Sa pomme d'Adam roula dans sa gorge, peinte d'une encre qui contait son histoire encore trop abstraite pour mes yeux plissés.

Il n'avait pas manqué mon regard insistant. Je faillis avaler de travers. Mes yeux le dévoraient. Lui, son sourire s'élargissait, carnassier. Même sa langue s'était extirpée de sa cachette pour cajoler sa lèvre inférieure.

Reprends toi Sun, reprends toi.

— Tu sais Sunoo, je pense que tu vas te plaire ici...

Il osa un pas en avant. Je gardai la tête haute, mes prunelles ne quittaient pas les siennes où s'était de nouveau allumée cette lueur me défiant.

Était-ce vraiment le moment de jouer ?

Alors mon pied se leva aussi du plancher, pour venir se poser plus loin sur le sol, plus près de lui...

Ça l'était.

— J'en doute pas, je suis pas nouveau dans le milieu tu sais, je renchéris, je sais à quoi m'attendre.

Il pouffa, et ses mèches blondes retombèrent sur son front pendant que d'autres caressaient encore sa nuque.

— Mais ça veut pas dire que je veux rester là, planté avec toi, j'osai, tu pourrais faire quelque chose de plus pertinent non ? Une visite ? Des explications ?

Et il m'offrit le plus grand sourire que je pus voir depuis son apparition dans ma vie.
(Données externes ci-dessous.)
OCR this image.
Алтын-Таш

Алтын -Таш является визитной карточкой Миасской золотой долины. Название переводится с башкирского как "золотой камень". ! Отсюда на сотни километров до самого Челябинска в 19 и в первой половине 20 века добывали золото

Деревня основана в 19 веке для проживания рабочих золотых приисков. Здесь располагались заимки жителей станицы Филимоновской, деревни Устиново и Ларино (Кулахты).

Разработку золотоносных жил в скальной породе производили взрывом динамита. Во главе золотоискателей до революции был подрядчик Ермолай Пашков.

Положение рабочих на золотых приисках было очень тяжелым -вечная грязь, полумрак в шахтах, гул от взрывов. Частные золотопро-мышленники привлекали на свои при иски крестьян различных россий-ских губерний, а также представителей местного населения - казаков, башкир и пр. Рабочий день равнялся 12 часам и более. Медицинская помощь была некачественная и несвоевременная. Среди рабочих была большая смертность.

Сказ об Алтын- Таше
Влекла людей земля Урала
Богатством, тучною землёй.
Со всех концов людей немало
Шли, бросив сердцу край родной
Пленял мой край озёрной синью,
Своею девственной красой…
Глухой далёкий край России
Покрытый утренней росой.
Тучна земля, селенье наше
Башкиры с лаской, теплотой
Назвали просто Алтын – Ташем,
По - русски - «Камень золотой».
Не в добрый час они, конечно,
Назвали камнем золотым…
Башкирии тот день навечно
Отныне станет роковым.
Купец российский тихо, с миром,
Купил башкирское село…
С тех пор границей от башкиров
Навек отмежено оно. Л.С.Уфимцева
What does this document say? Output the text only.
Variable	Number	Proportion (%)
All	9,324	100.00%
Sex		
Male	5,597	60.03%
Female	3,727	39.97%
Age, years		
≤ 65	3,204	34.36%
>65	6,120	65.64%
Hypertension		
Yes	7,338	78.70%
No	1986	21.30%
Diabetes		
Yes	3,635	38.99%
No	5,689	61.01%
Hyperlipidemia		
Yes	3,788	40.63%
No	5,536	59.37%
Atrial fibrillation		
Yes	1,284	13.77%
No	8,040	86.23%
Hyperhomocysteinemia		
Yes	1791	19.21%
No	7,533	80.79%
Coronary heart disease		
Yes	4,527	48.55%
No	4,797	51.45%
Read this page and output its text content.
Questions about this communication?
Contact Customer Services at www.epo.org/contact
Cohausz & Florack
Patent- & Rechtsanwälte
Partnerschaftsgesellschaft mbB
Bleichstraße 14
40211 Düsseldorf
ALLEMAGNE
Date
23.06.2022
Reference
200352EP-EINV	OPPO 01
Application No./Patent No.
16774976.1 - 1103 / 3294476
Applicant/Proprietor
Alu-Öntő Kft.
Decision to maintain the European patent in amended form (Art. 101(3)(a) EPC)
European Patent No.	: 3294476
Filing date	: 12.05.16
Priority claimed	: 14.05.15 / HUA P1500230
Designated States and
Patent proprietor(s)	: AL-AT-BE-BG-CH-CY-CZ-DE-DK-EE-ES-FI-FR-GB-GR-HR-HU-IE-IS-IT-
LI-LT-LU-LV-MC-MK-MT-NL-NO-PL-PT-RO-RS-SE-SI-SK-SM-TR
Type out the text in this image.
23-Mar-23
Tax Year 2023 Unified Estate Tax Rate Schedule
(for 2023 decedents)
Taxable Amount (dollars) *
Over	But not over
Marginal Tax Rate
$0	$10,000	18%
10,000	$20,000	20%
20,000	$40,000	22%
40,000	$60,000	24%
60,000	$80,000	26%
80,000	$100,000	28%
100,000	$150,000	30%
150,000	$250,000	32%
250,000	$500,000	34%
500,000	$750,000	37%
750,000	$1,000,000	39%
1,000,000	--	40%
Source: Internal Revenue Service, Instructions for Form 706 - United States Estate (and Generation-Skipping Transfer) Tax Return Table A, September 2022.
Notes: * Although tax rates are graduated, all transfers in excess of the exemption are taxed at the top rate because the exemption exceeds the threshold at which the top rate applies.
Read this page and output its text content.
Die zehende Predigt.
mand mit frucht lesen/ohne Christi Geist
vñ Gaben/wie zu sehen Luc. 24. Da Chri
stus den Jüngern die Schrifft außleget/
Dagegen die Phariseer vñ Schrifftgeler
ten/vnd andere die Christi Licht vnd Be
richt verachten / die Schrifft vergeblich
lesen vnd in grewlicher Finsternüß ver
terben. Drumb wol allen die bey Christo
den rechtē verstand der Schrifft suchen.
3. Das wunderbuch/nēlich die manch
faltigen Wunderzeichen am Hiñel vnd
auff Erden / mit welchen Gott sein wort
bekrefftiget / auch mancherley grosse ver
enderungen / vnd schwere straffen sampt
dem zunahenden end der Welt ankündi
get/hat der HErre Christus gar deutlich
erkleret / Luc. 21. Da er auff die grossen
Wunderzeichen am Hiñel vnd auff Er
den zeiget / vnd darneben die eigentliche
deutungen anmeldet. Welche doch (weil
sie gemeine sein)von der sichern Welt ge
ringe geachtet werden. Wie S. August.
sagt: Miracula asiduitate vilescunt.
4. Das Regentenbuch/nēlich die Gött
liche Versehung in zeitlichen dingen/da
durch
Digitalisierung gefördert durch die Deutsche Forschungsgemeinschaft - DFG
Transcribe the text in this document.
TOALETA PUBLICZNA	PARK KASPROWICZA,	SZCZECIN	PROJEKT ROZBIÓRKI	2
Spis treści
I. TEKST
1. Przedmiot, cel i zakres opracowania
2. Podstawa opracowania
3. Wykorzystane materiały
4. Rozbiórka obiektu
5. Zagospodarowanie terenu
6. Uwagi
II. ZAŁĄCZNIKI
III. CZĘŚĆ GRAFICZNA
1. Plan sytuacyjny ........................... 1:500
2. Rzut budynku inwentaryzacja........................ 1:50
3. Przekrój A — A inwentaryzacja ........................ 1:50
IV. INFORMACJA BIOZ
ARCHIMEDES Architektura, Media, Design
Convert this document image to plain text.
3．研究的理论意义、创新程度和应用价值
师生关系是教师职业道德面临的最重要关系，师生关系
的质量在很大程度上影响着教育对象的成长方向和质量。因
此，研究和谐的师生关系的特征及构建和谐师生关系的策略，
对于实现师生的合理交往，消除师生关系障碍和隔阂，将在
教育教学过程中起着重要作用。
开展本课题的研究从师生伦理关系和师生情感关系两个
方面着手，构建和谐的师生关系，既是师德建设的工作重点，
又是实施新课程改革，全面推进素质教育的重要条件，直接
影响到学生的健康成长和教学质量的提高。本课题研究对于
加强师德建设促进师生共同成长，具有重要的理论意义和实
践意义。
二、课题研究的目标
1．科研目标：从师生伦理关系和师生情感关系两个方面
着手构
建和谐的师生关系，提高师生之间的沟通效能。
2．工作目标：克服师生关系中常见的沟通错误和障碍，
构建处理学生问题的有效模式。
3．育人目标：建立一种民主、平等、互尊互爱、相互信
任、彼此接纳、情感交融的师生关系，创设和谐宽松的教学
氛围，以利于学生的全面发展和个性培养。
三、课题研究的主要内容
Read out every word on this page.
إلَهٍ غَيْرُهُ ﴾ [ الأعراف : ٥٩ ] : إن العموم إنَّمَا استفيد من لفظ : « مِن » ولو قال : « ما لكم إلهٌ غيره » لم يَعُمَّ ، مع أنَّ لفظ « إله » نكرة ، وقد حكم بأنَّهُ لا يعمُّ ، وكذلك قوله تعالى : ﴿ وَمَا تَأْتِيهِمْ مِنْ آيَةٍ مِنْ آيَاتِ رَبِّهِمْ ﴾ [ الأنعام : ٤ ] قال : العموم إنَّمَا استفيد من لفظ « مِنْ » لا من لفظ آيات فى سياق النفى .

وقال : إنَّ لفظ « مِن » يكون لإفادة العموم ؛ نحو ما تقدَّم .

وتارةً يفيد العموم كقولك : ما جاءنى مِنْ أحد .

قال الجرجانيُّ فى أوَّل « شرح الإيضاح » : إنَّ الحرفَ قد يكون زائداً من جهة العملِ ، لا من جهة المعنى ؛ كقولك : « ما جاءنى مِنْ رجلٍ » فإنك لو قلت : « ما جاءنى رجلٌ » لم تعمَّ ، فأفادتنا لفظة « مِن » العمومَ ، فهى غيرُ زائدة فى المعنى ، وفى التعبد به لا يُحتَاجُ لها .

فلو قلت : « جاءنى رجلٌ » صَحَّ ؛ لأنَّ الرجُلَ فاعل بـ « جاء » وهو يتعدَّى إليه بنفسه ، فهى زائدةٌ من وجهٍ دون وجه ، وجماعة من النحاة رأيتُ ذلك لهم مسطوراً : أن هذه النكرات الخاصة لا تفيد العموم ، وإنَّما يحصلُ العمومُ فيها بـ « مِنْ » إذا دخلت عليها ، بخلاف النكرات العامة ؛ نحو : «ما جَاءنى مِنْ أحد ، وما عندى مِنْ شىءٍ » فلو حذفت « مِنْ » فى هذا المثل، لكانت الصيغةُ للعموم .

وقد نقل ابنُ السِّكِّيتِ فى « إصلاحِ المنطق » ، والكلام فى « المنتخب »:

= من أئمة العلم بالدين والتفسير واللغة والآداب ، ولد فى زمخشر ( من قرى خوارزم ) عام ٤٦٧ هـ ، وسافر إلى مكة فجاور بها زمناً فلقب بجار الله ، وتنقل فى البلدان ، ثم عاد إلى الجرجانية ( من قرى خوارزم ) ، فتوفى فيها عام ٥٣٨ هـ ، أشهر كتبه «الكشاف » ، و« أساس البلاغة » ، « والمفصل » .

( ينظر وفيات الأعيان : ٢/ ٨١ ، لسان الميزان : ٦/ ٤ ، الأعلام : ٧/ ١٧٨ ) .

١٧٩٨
Je levai un sourcil, perplexe.

Qu'est-ce qu'il se passait dans sa tête ?

Je n'eus pas le temps de lui poser la question de vive voix et en réalité, je ne sais pas si j'avais envie de le faire, que son téléphone vibra dans sa poche et mon attention se dirigea aussitôt vers la main qu'il glissa dans son jean.

Il fronça les sourcils, mais un rictus ensoleilla sa mine où était projetée la lumière de l'écran.

Le blond décrocha et mes épaules se raidirent quand il appuya sur haut parleur.

— Allô ?

Sa voix ne s'adressait pas à moi, pourtant c'était bel et bien sur ma silhouette que ses prunelles ambrées étaient scotchées. Il jaugeait chacun de mes gestes. Son sourcil haussé sur son front m'incita à riposter. Il voulait me voir riposter.

— T'es au salon ?

Je reconnus aussitôt la voix de Jake qui s'échappa du téléphone. Sans que je ne sache pourquoi, mon souffle se bloqua au fond de ma gorge. Je le revoyais assis sur son tabouret, le ventre nu, mon aiguille traversant sa chair.

— Ouais, depuis quinze bonnes minutes, répliqua-t-il, ses mots aussi fourchus qu'une langue de serpent.

Jake soupira au bout du fil.

— Il est arrivé à l'heure le nouveau ? rebondit le patron, changeant de sujet.

— Deux minutes de retard, mentit le blond.

Mes sourcils se froncèrent, ma bouche s'entrouvrant pour riposter tandis que ses lèvres n'avaient pas manqué de se redresser en un sourire moqueur. Ses yeux me lorgnaient, attendant ma réaction, mais c'est moi qui jubilait de la sienne.

Il menait la danse sans savoir que j'étais celui qui dominait le rythme.

Ma langue s'échappa de sa cachette pour cajoler chacune de mes dents. Je le vis loucher sur mon piercing. Il faisait toujours le même effet la première fois qu'on le voyait.

— Montre lui les salles, je vais pas tarder.

Ce ne fut qu'une onomatopée qui se délia d'entre les lèvres du blond. Je ne pus empêcher un sourire de s'emparer de mes lèvres, secouant la tête où mes mèches rousses s'emmêlaient.

Si facile à faire flancher.

— Merci Sunghoon, tu gères.

Enchanté Sunghoon, hâte de t'avoir à mes pieds.